NRW-Polizisten im Einsatz (Symbolbild)

Innenminister Herbert Reul zeigte sich zufrieden mit der Aufklärungsquote, gab sich ansonsten aber äußerst nachdenklich.

Die Zahl der Straftaten in NRW ist im Jahr 2023 erneut angestiegen. Insgesamt registrierte die Polizei 1,4 Millionen Straftaten, sagte NRW-Innenminister Herbert Reul (CDU) am Mittwoch in Düsseldorf. Das sind 3,4 Prozent mehr als im Vorjahr.

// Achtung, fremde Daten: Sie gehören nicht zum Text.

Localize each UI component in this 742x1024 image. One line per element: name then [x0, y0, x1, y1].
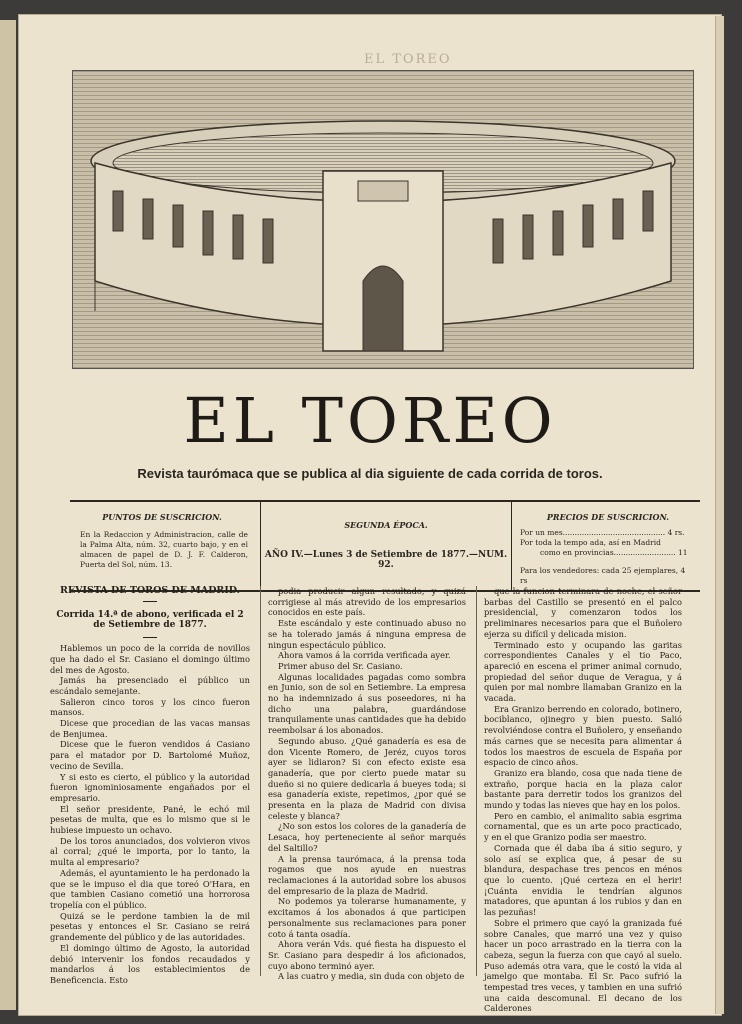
paragraph: Además, el ayuntamiento le ha perdonado la que se le impuso el dia que toreó O'Hara, en que tambien Casiano cometió una horrorosa tropelía con el público. — [50, 867, 250, 910]
epoch-label: SEGUNDA ÉPOCA. — [344, 520, 428, 530]
prices-heading: PRECIOS DE SUSCRICION. — [546, 512, 670, 522]
article-column-1 — [50, 586, 250, 986]
paragraph: Dicese que procedian de las vacas mansas de Benjumea. — [50, 718, 250, 739]
paragraph: Primer abuso del Sr. Casiano. — [278, 660, 403, 671]
paragraph: Granizo era blando, cosa que nada tiene de extraño, porque hacia en la plaza calor bastante para derretir todos los granizos del mundo y todas las nieves que hay en los polos. — [484, 767, 682, 811]
running-header-ghost: EL TOREO — [364, 52, 452, 67]
divider — [143, 637, 157, 638]
paragraph: Jamás ha presenciado el público un escándalo semejante. — [50, 675, 250, 696]
masthead-subtitle: Revista taurómaca que se publica al dia siguiente de cada corrida de toros. — [137, 466, 603, 481]
paragraph: El domingo último de Agosto, la autoridad debió intervenir los fondos recaudados y mandarlos á los establecimientos de Beneficencia. Esto — [50, 942, 250, 985]
price-line-4: Para los vendedores: cada 25 ejemplares, 4 rs — [520, 566, 686, 585]
subscription-prices — [516, 502, 700, 590]
issue-info — [260, 502, 512, 590]
column-separator — [476, 586, 477, 976]
paragraph: que la funcion terminara de noche, el señor barbas del Castillo se presentó en el palco presidencial, y comenzaron todos los preliminares necesarios para que el Buñolero ejerza su difícil y delicada mision. — [484, 586, 682, 639]
price-line-1: Por un mes........................................... 4 rs. — [520, 528, 685, 537]
column-separator — [260, 586, 261, 976]
column-1-body — [50, 643, 250, 986]
paragraph: ¿No son estos los colores de la ganadería de Lesaca, hoy perteneciente al señor marqués del Saltillo? — [268, 821, 466, 853]
paragraph: Dicese que le fueron vendidos á Casiano para el matador por D. Bartolomé Muñoz, vecino de Sevilla. — [50, 739, 250, 771]
points-of-subscription — [70, 502, 254, 590]
article-column-3 — [484, 586, 682, 1014]
paragraph: Algunas localidades pagadas como sombra en Junio, son de sol en Setiembre. La empresa no ha indemnizado á sus poseedores, ni ha dicho una palabra, guardándose tranquilamente unas cantidades que ha debido reembolsar á los abonados. — [268, 671, 466, 736]
paragraph: No podemos ya tolerarse humanamente, y excitamos á los abonados á que participen personalmente sus reclamaciones para poner coto á tanta osadía. — [268, 896, 466, 939]
divider — [143, 601, 157, 602]
paragraph: Pero en cambio, el animalito sabia esgrima cornamental, que es un arte poco practicado, y en el que Granizo podia ser maestro. — [484, 810, 682, 843]
paragraph: Hablemos un poco de la corrida de novillos que ha dado el Sr. Casiano el domingo último del mes de Agosto. — [50, 643, 250, 675]
bullring-engraving — [72, 70, 694, 369]
paragraph: A las cuatro y media, sin duda con objeto de — [278, 971, 465, 982]
article-headline: REVISTA DE TOROS DE MADRID. — [60, 585, 240, 596]
paragraph: Terminado esto y ocupando las garitas correspondientes Canales y el tio Paco, apareció en escena el primer animal cornudo, propiedad del señor duque de Veragua, y á quien por mal nombre llamaban Granizo en la vacada. — [484, 639, 682, 704]
paragraph: De los toros anunciados, dos volvieron vivos al corral; ¿qué le importa, por lo tanto, la multa al empresario? — [50, 835, 250, 868]
paragraph: Segundo abuso. ¿Qué ganadería es esa de don Vicente Romero, de Jeréz, cuyos toros ayer se lidiaron? Si con efecto existe esa ganadería, que por cierto puede matar su dueño si no quiere dedicarla á bueyes toda; si esa ganadería existe, repetimos, ¿por qué se presenta en la plaza de Madrid con divisa celeste y blanca? — [268, 735, 466, 821]
points-text: En la Redaccion y Administracion, calle de la Palma Alta, núm. 32, cuarto bajo, y en el almacen de papel de D. J. F. Calderon, Puerta del Sol, núm. 13. — [80, 530, 248, 569]
article-subhead: Corrida 14.ª de abono, verificada el 2 de Setiembre de 1877. — [56, 609, 244, 631]
paragraph: El señor presidente, Pané, le echó mil pesetas de multa, que es lo mismo que si le hubiese impuesto un ochavo. — [50, 803, 250, 836]
paragraph: A la prensa taurómaca, á la prensa toda rogamos que nos ayude en nuestras reclamaciones á la autoridad sobre los abusos del empresario de la plaza de Madrid. — [268, 853, 466, 896]
price-line-3: como en provincias.......................... 11 — [540, 548, 688, 557]
paragraph: podia producir algun resultado, y quizá corrigiese al más atrevido de los empresarios conocidos en este país. — [268, 586, 466, 618]
column-3-body — [484, 586, 682, 1014]
article-column-2 — [268, 586, 466, 982]
paragraph: Este escándalo y este continuado abuso no se ha tolerado jamás á ninguna empresa de ningun espectáculo público. — [268, 618, 466, 650]
paragraph: Era Granizo berrendo en colorado, botinero, bociblanco, ojinegro y bien puesto. Salió revolviéndose contra el Buñolero, y enseñando más carnes que se necesita para alimentar á todos los maestros de escuela de España por espacio de cinco años. — [484, 703, 682, 768]
paragraph: Ahora vamos á la corrida verificada ayer. — [278, 650, 451, 661]
paragraph: Y si esto es cierto, el público y la autoridad fueron ignominiosamente engañados por el empresario. — [50, 771, 250, 803]
issue-date-line: AÑO IV.—Lunes 3 de Setiembre de 1877.—NUM. 92. — [264, 550, 508, 570]
paragraph: Ahora verán Vds. qué fiesta ha dispuesto el Sr. Casiano para despedir á los aficionados, cuyo abono terminó ayer. — [268, 939, 466, 971]
right-page-edge — [715, 16, 724, 1014]
subscription-info-box — [70, 500, 700, 592]
paragraph: Cornada que él daba iba á sitio seguro, y solo así se explica que, á pesar de su blandura, despachase tres pencos en ménos que lo cuento. ¡Qué certeza en el herir! ¡Cuánta envidia le tendrían algunos matadores, que apuntan á los rubios y dan en las pezuñas! — [484, 842, 682, 918]
paragraph: Quizá se le perdone tambien la de mil pesetas y entonces el Sr. Casiano se reirá grandemente del público y de las autoridades. — [50, 910, 250, 943]
points-heading: PUNTOS DE SUSCRICION. — [102, 512, 222, 522]
price-line-2: Por toda la tempo ada, así en Madrid — [520, 538, 661, 547]
column-2-body — [268, 586, 466, 982]
masthead-title: EL TOREO — [183, 384, 557, 457]
paragraph: Salieron cinco toros y los cinco fueron mansos. — [50, 696, 250, 718]
paragraph: Sobre el primero que cayó la granizada fué sobre Canales, que marró una vez y quiso hacer un poco arrastrado en la tierra con la cabeza, segun la fuerza con que cayó al suelo. Puso además otra vara, que le costó la vida al jamelgo que montaba. El Sr. Paco sufrió la tempestad tres veces, y tambien en una sufrió una caida descomunal. El decano de los Calderones — [484, 917, 682, 1014]
left-page-edge — [0, 20, 16, 1010]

Höchste Aufklärungsquote seit 60 Jahren

Besonders stark war der Anstieg bei den Delikten Ladendiebstahl, Wohnungseinbruch, Raub und Mord. Gleichzeitig stieg jedoch auch die Aufklärungsquote auf 54,2 Prozent an: Dies sei der beste Wert seit über 60 Jahren, so Reul. „Aber da ist auch noch Luft nach oben.“

Die Gewaltkriminalität nahm im Vergleich zum Vorjahr um sieben Prozent zu. 42 Menschen wurden im letzten Jahr in Nordrhein-Westfalen ermordet, dazu kommen 66 Fälle von vollzogenem Totschlag und Tötung auf Verlangen. Die Mordversuche, bei denen die Opfer überlebten, stiegen auf 114. Das ist ein Anstieg von 60 Prozent. Die Zahl der versuchten Totschläge nahm um zwölf Prozent zu.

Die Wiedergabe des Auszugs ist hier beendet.